Recently the CFPB issued an Advance Notice of Proposed Rulemaking (ANPR) relating to residential Property Assessed Clean Energy (PACE) financing. Comments are due May 7, 2019.
The Economic Growth, Regulatory Relief, and Consumer Protection Act (the Economic Relief Act) amends TILA to mandate that the Bureau prescribe certain regulations relating to PACE financing. The new PACE financing rules must: 1) carry out TILA’s ability-to-repay (ATR) requirements with respect to PACE financing; and 2) apply TILA’s general civil liability provision for violations of the ATR requirements that the CFPB will prescribe for PACE financing. In advance of this required rulemaking, the CFPB solicits information related to the PACE financing market.
With respect to the first objective, the Bureau’s rules must carry out the purpose of TILA’s ATR requirements, which prohibit a creditor from making a loan unless they made a reasonable and good faith determination that the consumer can reasonably repay the loan according to its terms, including all applicable taxes, insurance, and assessments. The purpose of the ATR requirement is to assure that consumers are offered and receive loans on terms that are not unfair, deceptive, or abusive, and reflect their ability to repay the loans. The CFPB must also implement regulations that apply TILA’s general civil liability provision concerning violations of the ATR Rules to PACE financing.
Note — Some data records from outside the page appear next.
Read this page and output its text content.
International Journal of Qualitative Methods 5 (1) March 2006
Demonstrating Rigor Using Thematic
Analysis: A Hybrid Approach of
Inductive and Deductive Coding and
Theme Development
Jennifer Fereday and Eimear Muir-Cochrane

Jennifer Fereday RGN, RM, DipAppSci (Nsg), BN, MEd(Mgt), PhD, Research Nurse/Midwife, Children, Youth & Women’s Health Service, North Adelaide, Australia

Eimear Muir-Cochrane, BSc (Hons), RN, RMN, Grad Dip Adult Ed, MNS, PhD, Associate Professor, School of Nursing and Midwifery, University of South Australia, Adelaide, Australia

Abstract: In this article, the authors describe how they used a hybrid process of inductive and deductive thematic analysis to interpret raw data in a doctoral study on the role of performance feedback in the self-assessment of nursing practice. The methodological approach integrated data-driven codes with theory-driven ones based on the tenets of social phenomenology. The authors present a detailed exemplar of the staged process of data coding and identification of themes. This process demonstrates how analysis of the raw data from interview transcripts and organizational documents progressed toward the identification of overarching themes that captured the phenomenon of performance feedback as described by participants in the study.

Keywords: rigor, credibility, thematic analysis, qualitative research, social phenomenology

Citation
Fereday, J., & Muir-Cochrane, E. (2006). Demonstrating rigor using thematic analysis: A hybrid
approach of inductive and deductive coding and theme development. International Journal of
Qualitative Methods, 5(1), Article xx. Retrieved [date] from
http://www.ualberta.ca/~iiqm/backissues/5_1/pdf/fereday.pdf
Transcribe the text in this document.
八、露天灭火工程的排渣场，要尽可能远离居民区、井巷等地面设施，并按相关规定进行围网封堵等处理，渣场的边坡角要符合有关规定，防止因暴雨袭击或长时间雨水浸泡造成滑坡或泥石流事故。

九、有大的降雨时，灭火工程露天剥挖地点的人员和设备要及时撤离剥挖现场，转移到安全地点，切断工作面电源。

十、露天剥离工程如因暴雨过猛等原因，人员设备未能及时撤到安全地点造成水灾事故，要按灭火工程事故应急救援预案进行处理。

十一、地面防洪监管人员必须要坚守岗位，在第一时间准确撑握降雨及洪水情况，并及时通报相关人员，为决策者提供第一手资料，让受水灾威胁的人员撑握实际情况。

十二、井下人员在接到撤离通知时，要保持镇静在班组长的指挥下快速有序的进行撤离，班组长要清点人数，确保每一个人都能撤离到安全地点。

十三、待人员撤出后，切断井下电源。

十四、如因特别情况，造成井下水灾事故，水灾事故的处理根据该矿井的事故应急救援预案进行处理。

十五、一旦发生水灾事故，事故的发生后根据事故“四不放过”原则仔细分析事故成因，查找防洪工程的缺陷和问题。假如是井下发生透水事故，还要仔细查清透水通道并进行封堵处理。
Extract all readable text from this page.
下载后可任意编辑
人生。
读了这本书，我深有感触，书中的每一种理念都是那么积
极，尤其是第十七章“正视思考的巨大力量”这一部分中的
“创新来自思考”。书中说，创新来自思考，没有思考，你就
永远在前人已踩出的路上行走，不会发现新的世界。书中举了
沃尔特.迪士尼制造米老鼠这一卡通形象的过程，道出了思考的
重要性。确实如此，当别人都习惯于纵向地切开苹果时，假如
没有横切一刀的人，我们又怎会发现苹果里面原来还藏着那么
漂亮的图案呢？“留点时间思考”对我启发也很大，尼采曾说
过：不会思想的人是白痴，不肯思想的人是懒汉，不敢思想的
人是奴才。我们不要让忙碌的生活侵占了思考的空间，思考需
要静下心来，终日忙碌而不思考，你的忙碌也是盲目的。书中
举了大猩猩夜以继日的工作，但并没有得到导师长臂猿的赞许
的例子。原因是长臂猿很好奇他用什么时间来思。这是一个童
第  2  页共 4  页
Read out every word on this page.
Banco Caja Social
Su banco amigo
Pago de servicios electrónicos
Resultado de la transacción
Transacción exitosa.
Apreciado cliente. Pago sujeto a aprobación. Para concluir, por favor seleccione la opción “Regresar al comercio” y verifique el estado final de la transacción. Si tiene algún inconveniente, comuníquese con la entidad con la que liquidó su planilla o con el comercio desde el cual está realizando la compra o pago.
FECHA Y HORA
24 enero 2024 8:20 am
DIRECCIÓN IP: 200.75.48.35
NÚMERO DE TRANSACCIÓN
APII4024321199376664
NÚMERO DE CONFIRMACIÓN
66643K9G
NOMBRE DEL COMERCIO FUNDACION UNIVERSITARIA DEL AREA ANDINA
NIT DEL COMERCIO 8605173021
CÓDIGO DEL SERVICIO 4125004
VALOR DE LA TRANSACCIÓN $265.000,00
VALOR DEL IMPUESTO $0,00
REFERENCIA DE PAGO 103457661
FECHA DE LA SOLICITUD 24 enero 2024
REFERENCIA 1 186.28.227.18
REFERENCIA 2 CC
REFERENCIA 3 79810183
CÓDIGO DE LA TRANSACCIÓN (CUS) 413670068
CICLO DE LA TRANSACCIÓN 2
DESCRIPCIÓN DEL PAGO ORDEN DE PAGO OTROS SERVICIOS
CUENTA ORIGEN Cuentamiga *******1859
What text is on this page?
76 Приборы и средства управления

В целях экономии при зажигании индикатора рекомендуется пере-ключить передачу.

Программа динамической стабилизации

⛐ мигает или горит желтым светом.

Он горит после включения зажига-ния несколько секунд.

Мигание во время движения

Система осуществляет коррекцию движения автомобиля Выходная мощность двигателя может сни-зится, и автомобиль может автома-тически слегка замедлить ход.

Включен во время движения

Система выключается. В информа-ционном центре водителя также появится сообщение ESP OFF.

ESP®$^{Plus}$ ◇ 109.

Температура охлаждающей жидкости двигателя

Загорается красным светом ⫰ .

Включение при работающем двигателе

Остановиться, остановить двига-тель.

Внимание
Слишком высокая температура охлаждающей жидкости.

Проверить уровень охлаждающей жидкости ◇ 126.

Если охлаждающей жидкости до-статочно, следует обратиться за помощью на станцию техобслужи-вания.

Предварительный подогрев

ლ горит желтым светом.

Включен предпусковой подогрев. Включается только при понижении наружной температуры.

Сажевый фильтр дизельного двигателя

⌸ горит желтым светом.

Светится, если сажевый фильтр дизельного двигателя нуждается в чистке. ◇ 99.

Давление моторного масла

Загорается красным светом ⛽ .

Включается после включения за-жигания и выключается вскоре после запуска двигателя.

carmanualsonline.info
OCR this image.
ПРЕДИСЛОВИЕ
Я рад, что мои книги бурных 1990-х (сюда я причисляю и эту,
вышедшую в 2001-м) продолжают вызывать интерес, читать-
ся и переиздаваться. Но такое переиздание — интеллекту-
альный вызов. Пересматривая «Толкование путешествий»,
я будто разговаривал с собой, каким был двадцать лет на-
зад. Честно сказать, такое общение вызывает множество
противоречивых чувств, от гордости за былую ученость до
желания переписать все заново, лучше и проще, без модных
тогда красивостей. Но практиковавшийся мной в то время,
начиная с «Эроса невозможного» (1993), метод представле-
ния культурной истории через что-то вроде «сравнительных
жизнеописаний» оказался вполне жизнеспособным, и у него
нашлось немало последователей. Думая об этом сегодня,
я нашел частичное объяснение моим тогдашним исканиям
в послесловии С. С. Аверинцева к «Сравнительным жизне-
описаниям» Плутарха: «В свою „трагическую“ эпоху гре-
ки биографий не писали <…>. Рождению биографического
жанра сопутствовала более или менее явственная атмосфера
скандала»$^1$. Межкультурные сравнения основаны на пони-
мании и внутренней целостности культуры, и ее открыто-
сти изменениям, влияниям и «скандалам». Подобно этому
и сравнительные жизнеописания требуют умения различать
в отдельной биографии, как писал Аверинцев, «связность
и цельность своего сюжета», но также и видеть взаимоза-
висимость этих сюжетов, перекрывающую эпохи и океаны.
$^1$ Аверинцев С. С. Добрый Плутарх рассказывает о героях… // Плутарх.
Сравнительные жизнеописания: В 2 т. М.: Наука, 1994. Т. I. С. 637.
In other words, if a creditor makes a PACE loan that does not comply with the ATR rules, they will be subject to TILA liability.
Specifically, the CFPB is seeking comments on five categories of information: 1) written materials associated with PACE financing transactions; 2) descriptions of current standards and practices in the PACE financing origination process; 3) information relating to civil liability under TILA for violations of the ATR requirements in connection with PACE financing, as well as rescission and borrower delinquency and default; 4) information about what features of PACE financing make it unique and how the Bureau should address those unique features; and 5) views concerning the potential implications of regulating PACE financing under TILA.